Over in St. Vincent & The Grenadines, Marlon Joseph, co-founder of Solidarity SVG, says that they started the organization over a year ago to contribute to the global fight against injustice. After what took place in Minneapolis, Joseph says this is a crucial time for organizations like his to show support.

“The George Floyd incident has really become a watershed moment,” he said. “We have a moral obligation to our brothers and our sisters because we can understand that these are struggles that we’ve fought and we are fighting in many different ways.”
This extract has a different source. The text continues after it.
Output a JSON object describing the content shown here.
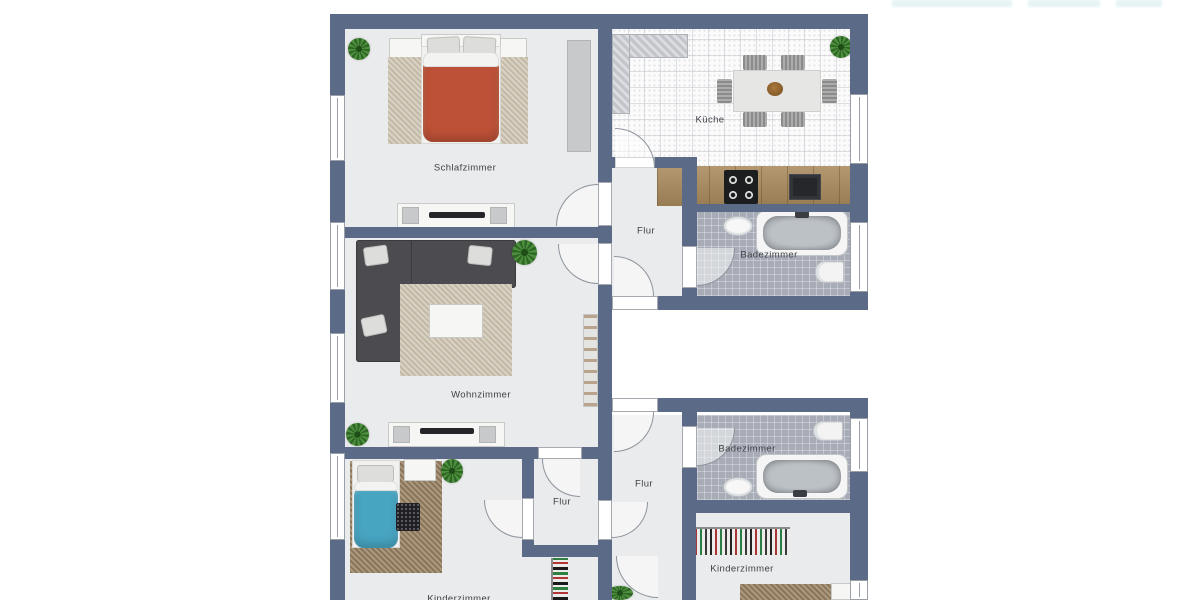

“There have been what I call ‘a flood of Floyds,'” Professor Sir Hilary Beckles, Historian and Vice-Chancellor at The University of the West Indies (UWI), told ESSENCE. “Marcus Garvey spoke about that. Stokely Carmichael, who is Trinidadian-American, spoke about that. Malcolm X—whose father Earl Little was an organizer for Marcus Garvey’s ​Universal Negro Improvement Association (UNIA), and whose mother, Louise Helen Norton Little, originally from Grenada, served as the national recording secretary for UNIA—spoke about that. Today, Congresswoman Yvette Clarke in Brooklyn, New York, the daughter of Jamaican immigrants, is always speaking about these kinds of matters. All of those persons with a Caribbean background spoke about those issues.”

Article continues after video.

Beckles, who is at the forefront of the region’s slavery reparations campaign, underscored the role that Caribbean people have always played in the global Black liberation struggle. “This is not just about Minneapolis. This is about every woman and every man, every Black person on this planet,” he said.

The Caribbean region just as the United States, will only be able to truly realize the ideals of togetherness when conversations are had and actions are taken to fully address racial inequities and discrimination. The movement ignited across the Caribbean by the uprisings in the United States reflects the interconnected history of the two regions. It also speaks to  the sensibilities to systemic racism, colonialism and white supremacy that have always been there, but are now finding a renewed sense of purpose in solidarity.